The resulting histogram should approximate a uniform distribution, with each face (1-6) appearing roughly $\frac{1}{6}$ of the time. The final plot compares this histogram to the theoretical, exact uniform distribution.
#### Advantages and Disadvantages in this Context
* **Advantage:** Monte Carlo *systematically simulates* the problem, making it easy to predict the probability distribution for more complex scenarios (e.g., two-dice sum) where analytic solutions are harder to derive.
* **Disadvantage:** For a simple, known distribution (like the single die roll, $P(X=x) = 1/6$), Monte Carlo convergence is *slow*. A simple analytic calculation is much faster and more accurate.
## Example 4: Transit Travel Time
### Model 1: Sum of Two Normal Variables
Two independent bus trip times $X_1 \sim N(11, 2)$ and $X_2 \sim N(20, 4)$ are summed to find the total travel time $Y$. *Algebraically, the sum of two independent Normal variables is also Normal*, with $\mu_Y = \mu_{X_1} + \mu_{X_2} = 31$ and $\sigma^2_Y = \sigma^2_{X_1} + \sigma^2_{X_2} = 6$.

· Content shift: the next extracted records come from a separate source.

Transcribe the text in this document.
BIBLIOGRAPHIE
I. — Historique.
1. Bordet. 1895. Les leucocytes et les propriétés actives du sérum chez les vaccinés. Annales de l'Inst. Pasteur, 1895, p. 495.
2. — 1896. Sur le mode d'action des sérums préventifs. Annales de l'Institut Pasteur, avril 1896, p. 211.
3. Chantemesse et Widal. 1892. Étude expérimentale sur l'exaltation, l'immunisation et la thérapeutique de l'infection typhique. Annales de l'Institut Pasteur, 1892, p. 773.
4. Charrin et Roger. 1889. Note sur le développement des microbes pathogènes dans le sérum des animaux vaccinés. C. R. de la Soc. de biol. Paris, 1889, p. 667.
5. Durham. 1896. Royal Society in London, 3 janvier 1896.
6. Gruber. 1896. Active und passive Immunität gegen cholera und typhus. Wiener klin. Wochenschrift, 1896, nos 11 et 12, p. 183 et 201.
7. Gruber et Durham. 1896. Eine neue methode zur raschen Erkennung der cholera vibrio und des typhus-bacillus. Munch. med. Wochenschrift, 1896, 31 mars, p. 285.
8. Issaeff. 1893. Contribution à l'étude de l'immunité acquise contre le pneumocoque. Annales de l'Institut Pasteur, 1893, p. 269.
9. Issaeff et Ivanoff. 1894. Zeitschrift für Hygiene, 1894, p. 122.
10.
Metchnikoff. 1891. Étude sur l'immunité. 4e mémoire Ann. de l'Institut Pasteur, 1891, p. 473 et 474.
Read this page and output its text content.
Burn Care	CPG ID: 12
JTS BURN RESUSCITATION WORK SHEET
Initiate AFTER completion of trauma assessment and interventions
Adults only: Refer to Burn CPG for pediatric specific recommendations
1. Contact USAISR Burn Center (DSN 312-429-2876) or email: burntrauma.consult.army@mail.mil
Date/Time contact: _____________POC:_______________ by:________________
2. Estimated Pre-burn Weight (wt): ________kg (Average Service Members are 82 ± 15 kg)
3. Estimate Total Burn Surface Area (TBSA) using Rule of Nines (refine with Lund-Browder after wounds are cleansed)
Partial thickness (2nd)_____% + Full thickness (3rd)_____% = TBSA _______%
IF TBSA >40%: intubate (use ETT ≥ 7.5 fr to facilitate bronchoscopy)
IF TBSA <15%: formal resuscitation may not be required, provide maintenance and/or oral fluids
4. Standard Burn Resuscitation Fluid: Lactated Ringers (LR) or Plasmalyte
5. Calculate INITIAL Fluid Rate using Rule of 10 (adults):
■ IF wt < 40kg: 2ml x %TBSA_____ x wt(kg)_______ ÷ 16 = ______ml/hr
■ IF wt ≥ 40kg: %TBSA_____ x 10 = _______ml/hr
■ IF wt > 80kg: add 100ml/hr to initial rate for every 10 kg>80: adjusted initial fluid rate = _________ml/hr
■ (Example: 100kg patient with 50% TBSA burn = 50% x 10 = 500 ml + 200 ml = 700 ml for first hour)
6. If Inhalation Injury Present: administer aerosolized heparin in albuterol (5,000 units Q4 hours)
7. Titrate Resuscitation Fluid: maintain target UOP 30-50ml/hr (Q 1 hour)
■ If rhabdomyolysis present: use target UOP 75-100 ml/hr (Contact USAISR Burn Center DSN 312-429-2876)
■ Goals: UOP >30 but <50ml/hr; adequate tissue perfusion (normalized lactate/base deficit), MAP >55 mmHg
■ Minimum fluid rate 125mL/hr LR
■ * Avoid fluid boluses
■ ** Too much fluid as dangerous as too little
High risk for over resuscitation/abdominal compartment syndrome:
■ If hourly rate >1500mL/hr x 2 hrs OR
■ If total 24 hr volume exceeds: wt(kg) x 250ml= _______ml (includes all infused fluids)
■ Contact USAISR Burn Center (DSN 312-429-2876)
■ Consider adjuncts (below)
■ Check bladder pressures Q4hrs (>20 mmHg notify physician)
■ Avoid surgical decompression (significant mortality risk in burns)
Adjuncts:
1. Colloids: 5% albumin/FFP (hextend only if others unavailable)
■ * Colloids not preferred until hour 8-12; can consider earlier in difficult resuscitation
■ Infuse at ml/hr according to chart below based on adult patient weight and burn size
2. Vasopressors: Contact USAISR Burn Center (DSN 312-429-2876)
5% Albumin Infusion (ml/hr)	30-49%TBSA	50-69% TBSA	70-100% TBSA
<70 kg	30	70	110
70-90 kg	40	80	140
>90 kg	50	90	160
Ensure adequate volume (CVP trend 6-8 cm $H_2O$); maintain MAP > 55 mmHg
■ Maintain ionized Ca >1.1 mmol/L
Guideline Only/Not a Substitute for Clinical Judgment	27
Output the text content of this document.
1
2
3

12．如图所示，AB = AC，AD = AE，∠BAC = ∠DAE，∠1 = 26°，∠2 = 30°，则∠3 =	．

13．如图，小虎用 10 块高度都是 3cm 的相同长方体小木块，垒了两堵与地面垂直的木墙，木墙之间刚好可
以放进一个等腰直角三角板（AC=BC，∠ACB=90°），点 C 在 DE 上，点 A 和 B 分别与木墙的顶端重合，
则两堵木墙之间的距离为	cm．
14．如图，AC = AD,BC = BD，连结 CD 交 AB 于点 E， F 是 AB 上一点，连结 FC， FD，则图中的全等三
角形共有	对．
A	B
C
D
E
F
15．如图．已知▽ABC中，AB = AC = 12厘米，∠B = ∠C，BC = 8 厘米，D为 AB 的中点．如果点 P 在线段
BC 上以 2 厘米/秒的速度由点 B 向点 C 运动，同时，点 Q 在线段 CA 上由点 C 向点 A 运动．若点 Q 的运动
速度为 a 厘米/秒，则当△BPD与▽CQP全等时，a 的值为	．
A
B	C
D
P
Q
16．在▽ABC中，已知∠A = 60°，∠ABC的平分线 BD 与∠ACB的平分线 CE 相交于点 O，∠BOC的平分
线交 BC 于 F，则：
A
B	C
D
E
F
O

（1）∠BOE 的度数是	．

**Monte Carlo Objective:** Determine the probability $P(Y < 30 \text{ minutes})$.
```python=
N = 10000
X1 = np.random.normal(loc = 11, scale = np.sqrt(2), size = N)
X2 = np.random.normal(loc = 20, scale = np.sqrt(4), size = N)
Y = X1 + X2
#plot histogram of X1
plt.hist(X1, bins = 40,density = True)
plt.title('Distribution of first bus ride')
plt.xlabel('Time')
plt.ylabel('Proability')
#plot histogram of X2
plt.hist(X2, bins = 40,density=True)
plt.title('Distribution of second bus ride')
plt.xlabel('Time')
plt.ylabel('Proability')
plt.show()
#plot histogram of total trip Y = X1 + X2
plt.hist(Y,bins = 40, density = True)
plt.axvline(x = 30, color = 'r') #cut off for question
plt.title('Distribution of total bus ride')
plt.xlabel('Time')
plt.ylabel('Proability')
plt.show()
prob = np.sum(Y<30)/len(Y) * 100
print(prob,"%")
```



```
33.09 %
```
The simulated probability that the transit time is less than 30 minutes is about $33.09\%$.
### Model 2: Adding an Exponential Wait Time
A refinement is added: a wait time $X_3 \sim \text{Exp}(1/\mu_3)$, where $\mu_3=5$ minutes, is included: $Y = X_1 + X_2 + X_3$. Since the sum now includes an exponential distribution, the resulting distribution is *no longer strictly Normal* (it's a convolution). Monte Carlo is required to approximate the distribution.
```python=
N = 20000
X1 = np.random.normal(loc=11, scale=np.sqrt(2), size=N)
X2 = np.random.normal(loc=20, scale=np.sqrt(4), size=N)
X3 = np.random.exponential(scale=5 ,size=N)
Y = X1 + X2 + X3
#plot histogram of X3
plt.hist(X3, bins = 40,density=True)
plt.title('Distribution of wait between bus rides')
plt.xlabel('Time')
plt.ylabel('Proability')
plt.show()
#plot histogram of total trip Y = X1 + X2 + X3
plt.hist(Y,bins = 40, density = True)
plt.axvline(x = 30, color = 'r') #cut off for question
plt.title('Distribution of total bus ride')
plt.xlabel('Time')
plt.ylabel('Proability')
# calculation of probability that bus trip is less than 30 minutes
prob = np.sum(Y < 30)/len(Y)*100
print(prob, "%")
```


```
8.815000000000001 %
```
The simulated probability that the transit time is less than 30 minutes decreases significantly to about $8.815\%$, reflecting the time lost waiting.
**Remark:** When combining different random variable types (e.g., Normal and Exponential), the resulting distribution is generally unknown and must be approximated through simulation, which is a core strength of the Monte Carlo method.